Now great crowds accompanied Him, and He turned and said to them, “If anyone comes to Me and does not hate his own father and mother and wife and children and brothers and sisters, yes, and even his own life, he cannot be My disciple. Whoever does not bear his own cross and come after Me cannot be My disciple. For which of you, desiring to build a tower, does not first sit down and count the cost, whether he has enough to complete it? Otherwise, when he has laid a foundation and is not able to finish, all who see it begin to mock him, saying, ‘This man began to build and was not able to finish.’ Or what king, going out to encounter another king in war, will not sit down first and deliberate whether he is able with ten thousand to meet him who comes against him with twenty thousand? And if not, while the other is yet a great way off, he sends a delegation and asks for terms of peace. So therefore, any one of you who does not renounce all that he has cannot be My disciple.” (Luke 14:25-33 ESV)
Jesus is really saying, “Be sure to count the cost before you sign up for discipleship with Me because it’s costly. I don’t want you to sign up naively and be surprised later when the cost is very high.”
You are probably asking, “How do I count the cost when I don’t know what’s coming in my life?” The answer is that Jesus requires, upfront, a commitment to the highest possible cost. The reason for this is that nothing later is going to surprise you because you’ve already accepted the highest, most excessive cost.
In other words, you don’t need to know the specifics of the cost in your own particular case if the agreement you sign is “I’m yours at any cost.”
There are two absolutes in Luke 14:33: “Any one of you who does not renounce all he has.” The first absolute is found in the words ‘any one’. This applies to every disciple, not just a select few. The second absolute is found in the word ‘all’. Your resources may stay in your possession for a time, but you must be ready at any time to let go of everything for Jesus’s sake.
So, how do you count the cost in advance when you don’t know what the cost will be in advance?” The answer is: you assume the cost could be total—–>all possessions given up, all relationships given up, all of life given up. That’s the expectation that Jesus calls for.
Simply put, there’s no negotiating here with Jesus. There’s no calculating. There is no saying, “Well, if the cost reaches this, then I’m not interested in Jesus anymore.” Jesus makes it clear you can’t sign up that way. Nobody signs up for seventy percent of what is required. That’s not what a true disciple of Jesus is. Disciples are all in, or they’re not in at all. They may appear to be in, as far as other disciples see them. But not according to Jesus, who sees everything.

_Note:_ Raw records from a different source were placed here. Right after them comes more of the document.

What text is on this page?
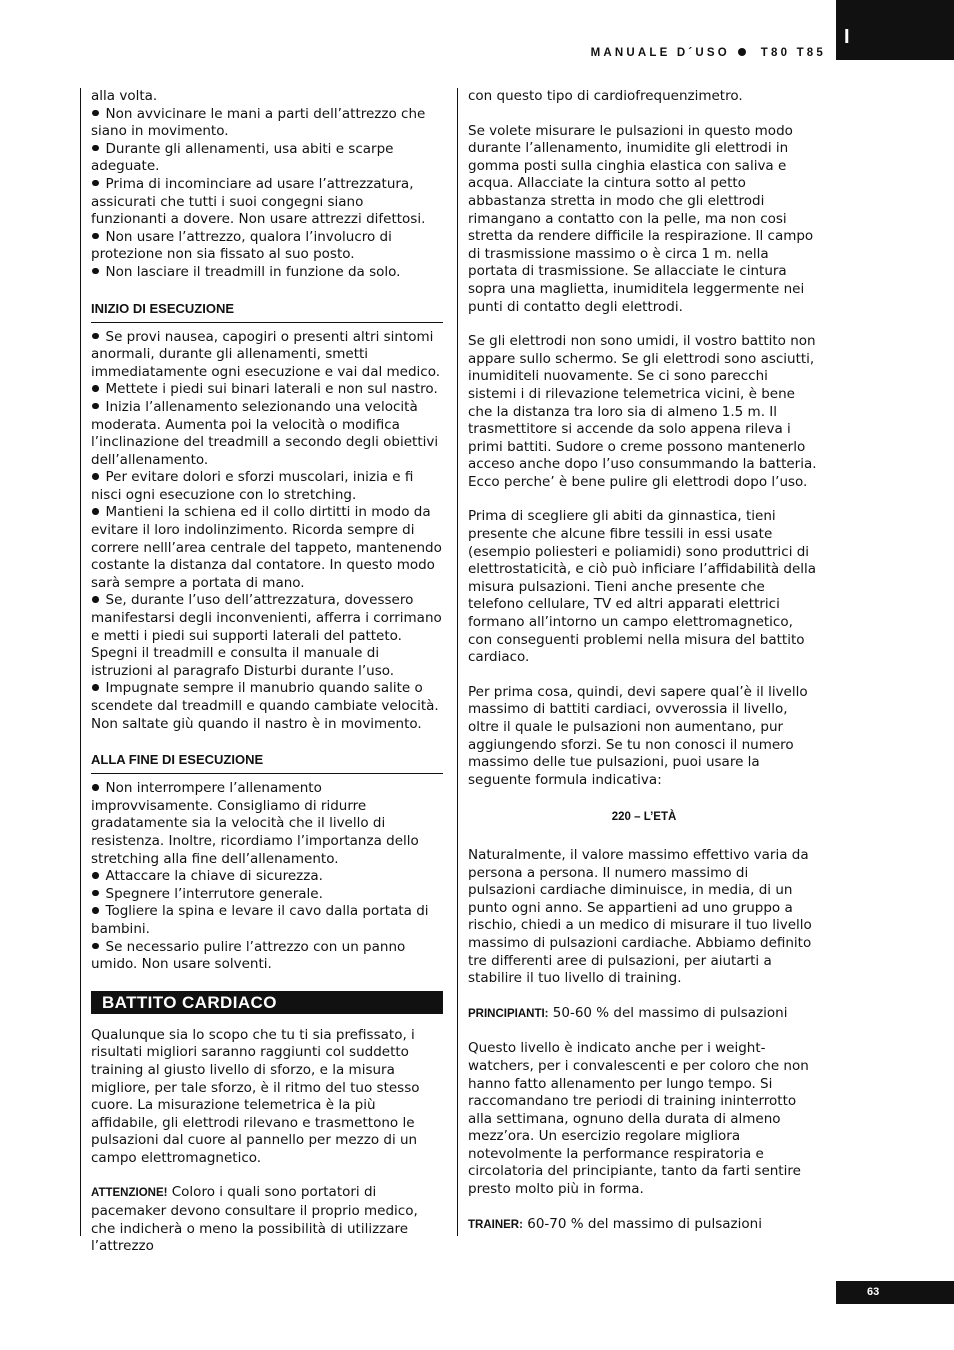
I
MANUALE D´USO	T80 T85

alla volta.

Non avvicinare le mani a parti dell’attrezzo che siano in movimento.

Durante gli allenamenti, usa abiti e scarpe adeguate.

Prima di incominciare ad usare l’attrezzatura, assicurati che tutti i suoi congegni siano funzionanti a dovere. Non usare attrezzi difettosi.

Non usare l’attrezzo, qualora l’involucro di protezione non sia fissato al suo posto.

Non lasciare il treadmill in funzione da solo.

INIZIO DI ESECUZIONE

Se provi nausea, capogiri o presenti altri sintomi anormali, durante gli allenamenti, smetti immediatamente ogni esecuzione e vai dal medico.

Mettete i piedi sui binari laterali e non sul nastro.

Inizia l’allenamento selezionando una velocità moderata. Aumenta poi la velocità o modifica l’inclinazione del treadmill a secondo degli obiettivi dell’allenamento.

Per evitare dolori e sforzi muscolari, inizia e fi nisci ogni esecuzione con lo stretching.

Mantieni la schiena ed il collo dirtitti in modo da evitare il loro indolinzimento. Ricorda sempre di correre nelll’area centrale del tappeto, mantenendo costante la distanza dal contatore. In questo modo sarà sempre a portata di mano.

Se, durante l’uso dell’attrezzatura, dovessero manifestarsi degli inconvenienti, afferra i corrimano e metti i piedi sui supporti laterali del patteto. Spegni il treadmill e consulta il manuale di istruzioni al paragrafo Disturbi durante l’uso.

Impugnate sempre il manubrio quando salite o scendete dal treadmill e quando cambiate velocità. Non saltate giù quando il nastro è in movimento.

ALLA FINE DI ESECUZIONE

Non interrompere l’allenamento improvvisamente. Consigliamo di ridurre gradatamente sia la velocità che il livello di resistenza. Inoltre, ricordiamo l’importanza dello stretching alla fine dell’allenamento.

Attaccare la chiave di sicurezza.

Spegnere l’interrutore generale.

Togliere la spina e levare il cavo dalla portata di bambini.

Se necessario pulire l’attrezzo con un panno umido. Non usare solventi.

BATTITO CARDIACO

Qualunque sia lo scopo che tu ti sia prefissato, i risultati migliori saranno raggiunti col suddetto training al giusto livello di sforzo, e la misura migliore, per tale sforzo, è il ritmo del tuo stesso cuore. La misurazione telemetrica è la più affidabile, gli elettrodi rilevano e trasmettono le pulsazioni dal cuore al pannello per mezzo di un campo elettromagnetico.

ATTENZIONE! Coloro i quali sono portatori di pacemaker devono consultare il proprio medico, che indicherà o meno la possibilità di utilizzare l’attrezzo

con questo tipo di cardiofrequenzimetro.

Se volete misurare le pulsazioni in questo modo durante l’allenamento, inumidite gli elettrodi in gomma posti sulla cinghia elastica con saliva e acqua. Allacciate la cintura sotto al petto abbastanza stretta in modo che gli elettrodi rimangano a contatto con la pelle, ma non cosi stretta da rendere difficile la respirazione. Il campo di trasmissione massimo o è circa 1 m. nella portata di trasmissione. Se allacciate le cintura sopra una maglietta, inumiditela leggermente nei punti di contatto degli elettrodi.

Se gli elettrodi non sono umidi, il vostro battito non appare sullo schermo. Se gli elettrodi sono asciutti, inumiditeli nuovamente. Se ci sono parecchi sistemi i di rilevazione telemetrica vicini, è bene che la distanza tra loro sia di almeno 1.5 m. Il trasmettitore si accende da solo appena rileva i primi battiti. Sudore o creme possono mantenerlo acceso anche dopo l’uso consummando la batteria. Ecco perche’ è bene pulire gli elettrodi dopo l’uso.

Prima di scegliere gli abiti da ginnastica, tieni presente che alcune fibre tessili in essi usate (esempio poliesteri e poliamidi) sono produttrici di elettrostaticità, e ciò può inficiare l’affidabilità della misura pulsazioni. Tieni anche presente che telefono cellulare, TV ed altri apparati elettrici formano all’intorno un campo elettromagnetico, con conseguenti problemi nella misura del battito cardiaco.

Per prima cosa, quindi, devi sapere qual’è il livello massimo di battiti cardiaci, ovverossia il livello, oltre il quale le pulsazioni non aumentano, pur aggiungendo sforzi. Se tu non conosci il numero massimo delle tue pulsazioni, puoi usare la seguente formula indicativa:

220 – L’ETÀ

Naturalmente, il valore massimo effettivo varia da persona a persona. Il numero massimo di pulsazioni cardiache diminuisce, in media, di un punto ogni anno. Se appartieni ad uno gruppo a rischio, chiedi a un medico di misurare il tuo livello massimo di pulsazioni cardiache. Abbiamo definito tre differenti aree di pulsazioni, per aiutarti a stabilire il tuo livello di training.

PRINCIPIANTI: 50-60 % del massimo di pulsazioni

Questo livello è indicato anche per i weight-watchers, per i convalescenti e per coloro che non hanno fatto allenamento per lungo tempo. Si raccomandano tre periodi di training ininterrotto alla settimana, ognuno della durata di almeno mezz’ora. Un esercizio regolare migliora notevolmente la performance respiratoria e circolatoria del principiante, tanto da farti sentire presto molto più in forma.

TRAINER: 60-70 % del massimo di pulsazioni

63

The love of Jesus is not a factor. To prove it, let’s look at a very revealing part of Scripture. Matthew 26: 48-50 says, “Now the betrayer had given them a sign, saying: “The one I will kiss is the man; seize him.” And he came up to Jesus at once and said, “Greetings, Rabbi!” And he kissed Him. Jesus said to him, “Friend, do what you came to do.” Then they came up and laid hands on Jesus and seized Him.
Jesus sincerely called Judas Iscariot ‘friend’. Jesus gave Judas one more chance, in love. Judas, turned his back on it, and renounced his discipleship. This led to his tragic death by suicide. Let this be a warning to us.
Before I end this article, I must leave you with the flipside of the ‘cost’, which is the ‘reward’:
And everyone who has left houses or brothers or sisters or father or mother or children or lands, for my name’s sake, will receive a hundredfold and will inherit eternal life. (Matthew 19:29 ESV)
There is no cost that you pay in following Jesus that won’t be made up to you a hundredfold in the resurrection. We need to remember the following parable:
“Again, the Kingdom of Heaven is like a merchant on the lookout for choice pearls. When he discovered a pearl of great value, he sold everything he owned and bought it!” (Matthew 13:45-46 NLT)
A man sees and sells everything he owns to get that treasured pearl. In other words, “Everything is nothing!”, compared to the gains of having Jesus, the greatest treasure!